L’actualité de la crise : COMPTE A REBOURS, par François Leclerc

Billet invité.

« Un point d’équilibre a été trouvé » permettant de « combiner réduction des déficits et soutien à la croissance » a affirmé hier et droit dans les yeux François Baroin, le nouveau ministre Français, à l’issue du G7 Finances. Sans bien entendu l’identifier. Mais la nouvelle du jour n’était pas son compte-rendu de la réunion de Cannes, mais bien la démission de l’économiste en chef de la BCE, Jürgen Stark, qui a choisi à dessein le moment de son annonce pour lui donner le maximum d’éclat.

Il accordait dans la foulée une interview à Handesblatt, l’un des deux quotidiens économiques allemands, et appelait à « un saut qualitatif ». « Un stimulus budgétaire ne ferait qu’accroître le niveau de la dette » européenne, alors que « les risques pesant sur les budgets publics sapent la stabilité financière ». Une vision dont l’orthodoxie quasi religieuse laisse peu de marge de manœuvre pour atteindre le « point d’équilibre » de François Baroin, et qui illustre l’acuité des dissensions européennes.

Avant la réunion, ce dernier avait eu une formule qui y faisait pourtant référence, en déclarant au Figaro que « nous aurons une discussion de fond sur le ralentissement observé cet été dans le monde, et le débat sera d’autant plus libre qu’il n’y aura pas de communiqué final ». Il a pourtant fallu se résoudre à publier des « termes de référence agréés », car le silence n’était plus possible dans ces conditions, quitte à sortir une platitude : « Nous sommes décidés à apporter une réponse internationale forte et coordonnée pour relever ces défis », est-il écrit.

La suite des événements dira si le geste de Jürgen Stark est un chant du cygne ou une tentative de blocage. Sa tâche sérieusement compliquée, la réaction d’Angela Merkel a depuis expliqué qu’il fallait être patient, en rappelant à ses compatriotes le temps nécessaire à la réunification de l’Allemagne.

En prélude du G7, Tim Geithner avait dans le Financial Times exhorté les européens à « agir plus vigoureusement », et à manifester « un engagement sans équivoque à soutenir le système financier européen… », remarquant que ce qui est en question « n’est pas de savoir si nous avons les moyens économiques et financiers d’agir pour renforcer la croissance, mais si nous avons la capacité politique d’agir comme il convient ». Wolfgang Schäuble, ministre allemand des finances, a rétorqué que « combattre la crise avec un endettement encore plus prononcé, cela serait exactement le mauvais chemin à prendre ».

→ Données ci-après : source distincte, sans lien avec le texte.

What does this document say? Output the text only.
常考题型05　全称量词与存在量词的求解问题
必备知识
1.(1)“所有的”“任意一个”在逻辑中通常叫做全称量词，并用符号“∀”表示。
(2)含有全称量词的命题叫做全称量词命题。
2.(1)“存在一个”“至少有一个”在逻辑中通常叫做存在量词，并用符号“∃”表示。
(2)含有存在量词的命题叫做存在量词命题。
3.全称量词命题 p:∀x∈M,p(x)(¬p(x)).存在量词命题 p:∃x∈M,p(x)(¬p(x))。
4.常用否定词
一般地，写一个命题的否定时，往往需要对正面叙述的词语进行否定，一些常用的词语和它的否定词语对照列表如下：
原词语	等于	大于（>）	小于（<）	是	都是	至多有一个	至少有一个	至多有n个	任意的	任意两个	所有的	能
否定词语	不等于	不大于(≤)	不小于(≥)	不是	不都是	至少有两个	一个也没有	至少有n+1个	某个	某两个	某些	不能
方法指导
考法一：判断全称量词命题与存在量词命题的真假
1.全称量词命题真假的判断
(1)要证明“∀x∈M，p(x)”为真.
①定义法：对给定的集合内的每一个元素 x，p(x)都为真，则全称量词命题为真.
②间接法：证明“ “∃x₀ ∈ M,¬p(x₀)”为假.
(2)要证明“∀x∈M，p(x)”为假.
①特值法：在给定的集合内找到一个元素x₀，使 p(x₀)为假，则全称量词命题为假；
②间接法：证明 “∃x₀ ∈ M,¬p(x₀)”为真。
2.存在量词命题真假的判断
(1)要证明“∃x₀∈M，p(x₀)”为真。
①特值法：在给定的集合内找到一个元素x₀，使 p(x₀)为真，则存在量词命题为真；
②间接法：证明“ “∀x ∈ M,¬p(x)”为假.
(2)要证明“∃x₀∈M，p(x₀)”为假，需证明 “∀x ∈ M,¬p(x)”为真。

Faute que ce soit dans les salons, c’est donc sur le pré que va très prochainement se régler le différent, en premier lieu au Sud des Balkans.

De quoi augure, à ce propos, la réunion d’urgence du conseil d’administration du FMI, le 14 septembre prochain, qui doit entendre son représentant chargé de négocier avec le gouvernement grec dans le cadre de la Troïka ? Où en est la double course d’obstacle de l’adoption du second plan de sauvetage du pays, avec d’un côté une ratification par les parlements des pays européens qui s’éternise et de l’autre des accords des banques qui se font attendre ? Combien de semaines les Grecs peuvent-ils tenir sans nouvel apport financier ? Comble du bon goût, Günther Oettinger, le commissaire européen à l’Energie, vient de proposer dans les colonnes de Bild de mettre en berne les drapeaux des pays trop endettés devant les bâtiments de l’Union européenne, anticipant ce qu’il attend.

Une partie de poker est en train de se jouer, au risque de faire sauter des banques. Celles-ci se sont à nouveau enfoncées dans les abysses boursiers et le prix de leur CDS – montant de l’assurance sur leur dette et résultat combiné d’actions spéculatives – continue de monter, sans que les offres réitérées de liquidité de la BCE ne parviennent à calmer le jeu. A l’inverse, les taux des obligations souveraines refuge continuent de plonger, exprimant les craintes exacerbées des investisseurs.

Qu’est-il encore possible de faire, afin de tenter de désamorcer la bombe à retardement activée ? Nous ne devrions pas tarder à le savoir. Mais sauver in extremis le sauvetage de la Grèce, si c’est encore possible, ne fera pas pour autant une politique. Münich nous a déjà appris que, à suivre la ligne de plus grande pente, le pire devient parfois inéluctable.